8. Which among the following is terms is commonly not assciated with Budgets in India?
[A] Outcome Budget
[B] Gender Budget
[C] Austerity Budget
[D] Gross Budgetary Support
Show Answer
Correct Answer: C [Austerity Budget]
Notes:
The term “Austerity Budget” is commonly not associated with budgets in India. While India has implemented various budget types, such as Outcome Budgets (which focus on results and accountability) and Gender Budgets (which aim to address gender disparities), “Austerity Budget” is less prevalent. Austerity measures are typically associated with economic crises and are not a standard budget classification in India.
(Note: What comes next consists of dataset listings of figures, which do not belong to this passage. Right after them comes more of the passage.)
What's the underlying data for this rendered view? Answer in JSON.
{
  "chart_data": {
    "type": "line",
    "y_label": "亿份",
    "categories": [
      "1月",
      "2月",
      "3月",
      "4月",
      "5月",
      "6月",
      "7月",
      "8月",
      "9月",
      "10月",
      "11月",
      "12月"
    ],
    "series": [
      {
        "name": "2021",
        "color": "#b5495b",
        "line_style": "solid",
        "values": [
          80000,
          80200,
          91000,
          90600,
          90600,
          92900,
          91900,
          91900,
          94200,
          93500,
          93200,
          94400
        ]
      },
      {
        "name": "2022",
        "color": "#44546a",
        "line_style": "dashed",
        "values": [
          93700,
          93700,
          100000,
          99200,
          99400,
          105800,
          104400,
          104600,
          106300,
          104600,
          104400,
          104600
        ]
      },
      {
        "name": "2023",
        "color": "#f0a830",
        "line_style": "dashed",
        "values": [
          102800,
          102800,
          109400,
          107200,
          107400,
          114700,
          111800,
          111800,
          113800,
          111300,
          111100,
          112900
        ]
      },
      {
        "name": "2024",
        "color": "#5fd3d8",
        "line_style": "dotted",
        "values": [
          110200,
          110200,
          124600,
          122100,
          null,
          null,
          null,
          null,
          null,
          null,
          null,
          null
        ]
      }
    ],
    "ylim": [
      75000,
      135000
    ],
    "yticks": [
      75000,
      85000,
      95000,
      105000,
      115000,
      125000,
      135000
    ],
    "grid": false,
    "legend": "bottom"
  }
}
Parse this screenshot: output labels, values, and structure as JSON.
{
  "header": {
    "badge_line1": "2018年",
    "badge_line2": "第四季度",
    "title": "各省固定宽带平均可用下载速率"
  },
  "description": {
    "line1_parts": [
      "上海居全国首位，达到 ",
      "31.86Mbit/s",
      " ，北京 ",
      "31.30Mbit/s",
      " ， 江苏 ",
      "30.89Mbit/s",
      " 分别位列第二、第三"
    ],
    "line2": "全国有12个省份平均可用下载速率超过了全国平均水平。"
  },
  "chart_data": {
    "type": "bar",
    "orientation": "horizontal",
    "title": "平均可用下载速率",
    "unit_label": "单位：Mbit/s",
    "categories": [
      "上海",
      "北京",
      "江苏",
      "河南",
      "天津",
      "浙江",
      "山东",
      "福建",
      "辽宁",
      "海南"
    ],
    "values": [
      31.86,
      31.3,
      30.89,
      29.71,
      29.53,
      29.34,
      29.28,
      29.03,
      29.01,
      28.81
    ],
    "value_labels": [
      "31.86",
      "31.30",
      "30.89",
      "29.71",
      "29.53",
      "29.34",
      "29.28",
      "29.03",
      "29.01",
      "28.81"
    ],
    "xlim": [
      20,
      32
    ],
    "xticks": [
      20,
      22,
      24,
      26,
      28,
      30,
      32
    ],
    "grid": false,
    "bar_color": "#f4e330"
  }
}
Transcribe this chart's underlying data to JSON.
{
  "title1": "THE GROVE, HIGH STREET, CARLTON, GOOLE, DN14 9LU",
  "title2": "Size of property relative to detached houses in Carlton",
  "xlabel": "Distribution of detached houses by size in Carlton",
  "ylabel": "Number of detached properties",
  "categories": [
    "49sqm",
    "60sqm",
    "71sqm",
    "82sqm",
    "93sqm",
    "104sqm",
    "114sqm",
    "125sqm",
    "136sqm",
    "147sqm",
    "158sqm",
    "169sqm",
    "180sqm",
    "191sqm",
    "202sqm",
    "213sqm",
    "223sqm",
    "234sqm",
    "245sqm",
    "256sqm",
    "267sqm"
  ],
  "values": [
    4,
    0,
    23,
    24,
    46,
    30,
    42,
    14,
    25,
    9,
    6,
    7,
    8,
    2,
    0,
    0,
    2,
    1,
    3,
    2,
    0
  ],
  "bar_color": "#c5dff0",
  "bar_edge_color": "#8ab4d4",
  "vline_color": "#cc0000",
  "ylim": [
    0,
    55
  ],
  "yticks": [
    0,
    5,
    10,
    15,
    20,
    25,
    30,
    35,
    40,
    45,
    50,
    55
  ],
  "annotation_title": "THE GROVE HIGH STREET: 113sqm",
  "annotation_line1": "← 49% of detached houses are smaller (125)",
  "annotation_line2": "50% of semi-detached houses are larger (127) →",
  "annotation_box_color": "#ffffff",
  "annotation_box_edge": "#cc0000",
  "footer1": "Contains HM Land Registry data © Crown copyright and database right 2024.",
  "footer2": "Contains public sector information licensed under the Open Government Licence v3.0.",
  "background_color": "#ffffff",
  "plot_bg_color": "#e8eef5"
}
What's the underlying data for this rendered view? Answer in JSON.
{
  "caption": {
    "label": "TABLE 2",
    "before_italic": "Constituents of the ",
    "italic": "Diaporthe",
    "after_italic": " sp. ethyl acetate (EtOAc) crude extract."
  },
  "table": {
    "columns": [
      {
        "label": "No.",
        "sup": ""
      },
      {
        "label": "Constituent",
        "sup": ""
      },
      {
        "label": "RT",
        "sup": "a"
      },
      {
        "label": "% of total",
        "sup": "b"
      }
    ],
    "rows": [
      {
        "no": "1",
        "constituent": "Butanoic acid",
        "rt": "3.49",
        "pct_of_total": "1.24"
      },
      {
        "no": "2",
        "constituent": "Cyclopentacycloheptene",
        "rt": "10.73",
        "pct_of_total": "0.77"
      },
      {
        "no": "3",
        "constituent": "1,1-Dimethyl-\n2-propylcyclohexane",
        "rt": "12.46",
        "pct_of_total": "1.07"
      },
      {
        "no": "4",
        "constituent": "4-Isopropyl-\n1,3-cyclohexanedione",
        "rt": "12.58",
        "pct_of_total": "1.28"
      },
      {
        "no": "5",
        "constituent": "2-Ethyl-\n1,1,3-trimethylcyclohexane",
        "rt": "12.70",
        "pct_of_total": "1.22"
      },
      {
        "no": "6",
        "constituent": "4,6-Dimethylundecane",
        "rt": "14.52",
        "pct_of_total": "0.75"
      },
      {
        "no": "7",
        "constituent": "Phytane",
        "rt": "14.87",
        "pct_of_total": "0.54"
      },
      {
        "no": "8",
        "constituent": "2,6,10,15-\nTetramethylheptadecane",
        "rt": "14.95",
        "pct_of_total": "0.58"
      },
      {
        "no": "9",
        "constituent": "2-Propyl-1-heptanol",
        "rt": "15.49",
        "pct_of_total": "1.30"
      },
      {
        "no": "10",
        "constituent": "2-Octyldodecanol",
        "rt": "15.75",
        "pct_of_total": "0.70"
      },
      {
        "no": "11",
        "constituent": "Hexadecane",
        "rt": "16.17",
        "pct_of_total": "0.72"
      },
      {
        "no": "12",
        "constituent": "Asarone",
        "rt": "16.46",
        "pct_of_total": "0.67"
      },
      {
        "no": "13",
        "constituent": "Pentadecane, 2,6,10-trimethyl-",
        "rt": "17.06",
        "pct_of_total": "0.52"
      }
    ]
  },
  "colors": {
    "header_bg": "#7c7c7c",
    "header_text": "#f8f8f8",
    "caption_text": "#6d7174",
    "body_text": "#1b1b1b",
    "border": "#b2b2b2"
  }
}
The Gross Budgetary Support refers to the total allocation for government programs and is a recognized term.
9. Which among the following bodies regulated the cooperative banks in India?
[A] Reserve Bank of India
[B] Small Industries Development Bank of India
[C] National Bank for Agriculture and Rural Development
[D] National Cooperative Union of India
Show Answer
Correct Answer: A [ Reserve Bank of India ]
Notes:
As per the Cooperative Societies Act, Reserve Bank of India (RBI) regulates the cooperative banks and these are governed by the Banking Regulations Act, 1949 and the Banking Laws (Cooperative Societies) Act, 1965.
10. The expenditure done by the government on the MGNREGA scheme comes under the:
1. Revenue expenditure
2. Capital Expenditure
3. Planned Expenditure
4. Non Planned expenditure
Choose the correct option from the codes given below:
[A] Only 1 & 3
[B] Only 1, 2 & 3
[C] Only 1 & 4
[D] Only 1, 2 & 4
Show Answer
Correct Answer: B [ Only 1, 2 & 3 ]
Notes:
There are two different sets of classifications ‘revenue vs capital expenditure’ and ‘ plan vs non-plan.’
In general, expenditure used to create assets (building a road for instance) is capital expenditure while revenue expenditure consists of expenses such as salaries and other administrative costs. Plan expenditure covers money spent on schemes or projects run by different ministries under the five-year plans.
Schemes Such as the MG National Rural Employment Guarantee Scheme can have both revenue and capital components. For instance, the administrative costs of a plan scheme could be classified as revenue expenditure while the expenditure on the scheme itself (e.g. building a village road) might be capital expenditure. Non-plan expenditure consists of any expenditure by the government not covered by the five year plans. These include interest payments on government debt and expenditure on organs of the state such as the judiciary and the police.